Se a alma não é pequena.

(Fernando Pessoa)

 

ERA UMA VEZum garoto que vivia sozinho com sua mãe, e que adorava ficar trancado em seu quarto. Ele não gostava de sair e só queria passar o dia tocando guitarra. Era sua maior paixão. Quando a mãe vinha chamá-lo para comer ou sair, ele gritava: — Não tô com fome não, mãe! Eu quero é tocar até virar o melhor! Mas ela não desistia e dizia: — Meu filhinho! Você tem que comer, senão vai ficar fraco. Todas as vezes que ela queria falar com ele, tinha que chamar e chamar bastante, até que ele a deixasse entrar.

Um dia. Preste atenção! Sempre que aparece nas estórias esse termo, um dia, é porque alguma coisa de diferente vai ocorrer. E nessa aconteceu assim. Um dia, enquanto o menino estava tocando, todo alegre, a guitarra falou com ele. — Calma! Calma! Seu garoto apressado! Você tá pensando que sou um pandeiro. Eu não sou feita pra levar pancada não! Me trate com muito carinho. Toque nas minhas cordas com muito cuidado, ou então, você nunca vai ser o melhor. O garoto estava de boca aberta. Ele nunca tinha visto as coisas falarem. E o que é pior, a coisa estava reclamando dele. Como se fosse gente. Isso é muito difícil de acreditar. Ele até pensou que era culpa da fome, porque já fazia muito tempo que não comia. Mas no mesmo instante sua barriga também falou com ele: — Não venha se queixar comigo não! Eu não tenho nada a ver com sua imaginação. É sempre assim: quando alguém começa a ouvir coisas, pensa logo que está com fome e a culpa é sempre minha. Pois resolva com sua guitarra e me deixe em paz. Aífoi que o garoto ficou mais nervoso, porque além da sua guitarra falar, agora sua barriga também estava falando. — E agora o que eu faço? Pensou ele. — Já sei, vou chamar minha mãe. E saiu correndo, desceu as escadas e foi direto para a cozinha, onde ela estava preparando o jantar.

Quando ela o viu tomou um susto, porque ele nunca saía do quarto sem que o chamassem muito, muito, muito.

— O que foi que aconteceu pra você sair do seu quarto?

— A minha guitarra tava falando comigo e a minha barriga também. Você tem que me ajudar, por favor!

— Meu filho, você tá imaginando demais. As coisas não falam. Os animais não falam. Somente nós falamos.

— Não, mãe! É verdade! Ela falou comigo. E o que é pior, reclamou de mim.

A mãe do garoto subiu até o quarto com ele e, quando abriu a porta, lá estava a guitarra em cima da cama, quieta como sempre. Então, ela deu uma bela risada e disse que tinha que descer, porque a comida iria queimar. E que chamaria o filho para jantar quando terminasse de cozinhar. E que não a chamasse mais. Ficasse no seu quarto até a hora da janta.

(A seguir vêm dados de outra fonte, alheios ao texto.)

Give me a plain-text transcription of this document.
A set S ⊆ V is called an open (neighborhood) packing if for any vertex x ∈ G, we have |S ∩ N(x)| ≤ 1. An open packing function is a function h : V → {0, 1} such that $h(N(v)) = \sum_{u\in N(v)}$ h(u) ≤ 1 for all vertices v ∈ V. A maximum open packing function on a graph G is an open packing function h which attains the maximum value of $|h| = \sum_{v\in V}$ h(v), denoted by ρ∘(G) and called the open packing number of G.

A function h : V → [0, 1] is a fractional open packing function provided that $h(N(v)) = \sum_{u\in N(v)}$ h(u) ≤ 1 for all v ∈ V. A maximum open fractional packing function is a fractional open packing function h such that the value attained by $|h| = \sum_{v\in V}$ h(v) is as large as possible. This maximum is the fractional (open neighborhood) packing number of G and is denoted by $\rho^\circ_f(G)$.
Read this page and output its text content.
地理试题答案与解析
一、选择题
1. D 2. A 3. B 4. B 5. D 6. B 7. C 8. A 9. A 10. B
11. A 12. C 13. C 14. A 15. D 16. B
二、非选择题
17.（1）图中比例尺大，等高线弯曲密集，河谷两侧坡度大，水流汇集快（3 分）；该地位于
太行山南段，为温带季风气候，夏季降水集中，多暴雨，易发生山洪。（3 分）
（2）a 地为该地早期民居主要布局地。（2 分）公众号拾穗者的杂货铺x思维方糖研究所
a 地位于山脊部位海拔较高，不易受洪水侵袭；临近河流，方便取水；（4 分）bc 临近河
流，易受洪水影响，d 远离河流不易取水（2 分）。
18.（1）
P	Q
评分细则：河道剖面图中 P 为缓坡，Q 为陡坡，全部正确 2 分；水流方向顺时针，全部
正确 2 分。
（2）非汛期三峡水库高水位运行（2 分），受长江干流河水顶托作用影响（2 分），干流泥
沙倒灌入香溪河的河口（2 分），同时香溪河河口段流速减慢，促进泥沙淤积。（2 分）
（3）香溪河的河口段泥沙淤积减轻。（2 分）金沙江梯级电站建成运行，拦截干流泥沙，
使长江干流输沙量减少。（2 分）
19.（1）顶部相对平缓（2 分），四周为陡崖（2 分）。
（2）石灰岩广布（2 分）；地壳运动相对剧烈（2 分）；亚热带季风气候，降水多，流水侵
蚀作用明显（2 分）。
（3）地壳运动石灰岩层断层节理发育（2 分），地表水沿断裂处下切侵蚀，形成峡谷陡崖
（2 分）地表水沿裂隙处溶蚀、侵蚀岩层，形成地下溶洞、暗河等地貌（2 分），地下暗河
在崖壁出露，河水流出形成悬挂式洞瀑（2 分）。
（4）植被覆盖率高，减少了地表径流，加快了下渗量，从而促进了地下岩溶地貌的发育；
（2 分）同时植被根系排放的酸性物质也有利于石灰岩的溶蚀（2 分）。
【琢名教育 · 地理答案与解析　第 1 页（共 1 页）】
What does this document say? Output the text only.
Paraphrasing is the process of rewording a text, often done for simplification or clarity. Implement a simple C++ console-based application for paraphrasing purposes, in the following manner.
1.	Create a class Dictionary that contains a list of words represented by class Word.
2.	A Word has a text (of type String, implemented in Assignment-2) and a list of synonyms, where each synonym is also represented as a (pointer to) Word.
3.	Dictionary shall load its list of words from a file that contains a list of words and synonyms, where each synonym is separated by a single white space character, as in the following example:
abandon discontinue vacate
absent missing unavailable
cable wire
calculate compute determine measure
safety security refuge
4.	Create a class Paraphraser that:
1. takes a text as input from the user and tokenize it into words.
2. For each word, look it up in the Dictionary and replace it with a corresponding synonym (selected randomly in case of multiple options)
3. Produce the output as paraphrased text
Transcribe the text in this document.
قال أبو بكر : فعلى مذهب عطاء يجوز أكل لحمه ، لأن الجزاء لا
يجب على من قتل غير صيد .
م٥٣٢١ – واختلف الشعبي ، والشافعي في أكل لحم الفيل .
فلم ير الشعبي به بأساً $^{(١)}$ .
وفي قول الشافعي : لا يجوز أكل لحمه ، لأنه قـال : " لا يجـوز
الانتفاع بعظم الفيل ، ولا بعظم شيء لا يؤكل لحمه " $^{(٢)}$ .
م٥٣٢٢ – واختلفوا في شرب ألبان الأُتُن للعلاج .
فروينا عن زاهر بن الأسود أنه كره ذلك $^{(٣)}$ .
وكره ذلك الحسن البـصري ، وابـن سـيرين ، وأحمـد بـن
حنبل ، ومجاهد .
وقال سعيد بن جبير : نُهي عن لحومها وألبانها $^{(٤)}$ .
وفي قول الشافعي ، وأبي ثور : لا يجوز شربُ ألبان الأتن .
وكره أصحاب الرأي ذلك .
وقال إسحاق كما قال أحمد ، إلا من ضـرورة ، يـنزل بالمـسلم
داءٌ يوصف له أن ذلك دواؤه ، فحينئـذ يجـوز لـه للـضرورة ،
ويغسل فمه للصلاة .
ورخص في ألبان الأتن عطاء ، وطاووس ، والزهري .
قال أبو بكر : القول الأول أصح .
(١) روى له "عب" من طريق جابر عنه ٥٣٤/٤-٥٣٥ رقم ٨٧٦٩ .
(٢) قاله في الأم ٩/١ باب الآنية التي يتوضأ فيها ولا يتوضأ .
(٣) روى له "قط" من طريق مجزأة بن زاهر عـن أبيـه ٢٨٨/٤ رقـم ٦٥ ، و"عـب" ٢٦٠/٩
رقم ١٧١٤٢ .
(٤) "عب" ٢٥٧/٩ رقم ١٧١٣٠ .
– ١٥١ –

Mas o garoto que tanto amava sua guitarra, agora estava com medo de ficar sozinho com ela. Logo ele que não saía do quarto pra nada. Logo ele que passava horas e horas agarrado a ela. Então, foi chegando perto dela mais uma vez. Tentando fazer as pazes. Com cuidado, para que não ficasse brava novamente.

Começou logo tocando uma música suave. Sabia que tinha que ser mais carinhoso, para não perder a amizade da coisa mais importante na sua vida. Então tocou uma canção com melodia em tom menor. E mais outra. E mais outra. Os tons menores são suaves e com o dedilhado delicado do garoto ficava ainda mais bela a canção.

Depois de algum tempo, a guitarra falou novamente. Dessa vez com mais calma e sem reclamar.

— Agora sim! Você me tratou como mereço: Com muito carinho e suavidade. Se continuar assim, podemos ser grandes parceiros.Novamente o garoto se assustou...

— O quê!? Quem falou?

— Eu falei! Não finja que não sabe que sou eu.

— Mas minha mãe disse que as coisas não falam.

— O quê?! É claro que falamos! Sua mãe é que não pode nos ouvir. Sabe por quê? Porque ela é adulta. E os adultos só ouvem o que querem. Eles não se preocupam com os pequenos barulhos ou com as falas dos animais e das coisas. Não! Não! O que importa para eles é só o próprio umbigo.

— Ei! Não fala assim da minha mãe. Foi ela quem deu você pra mim. E ela é muito legal. Não é isso que você disse não.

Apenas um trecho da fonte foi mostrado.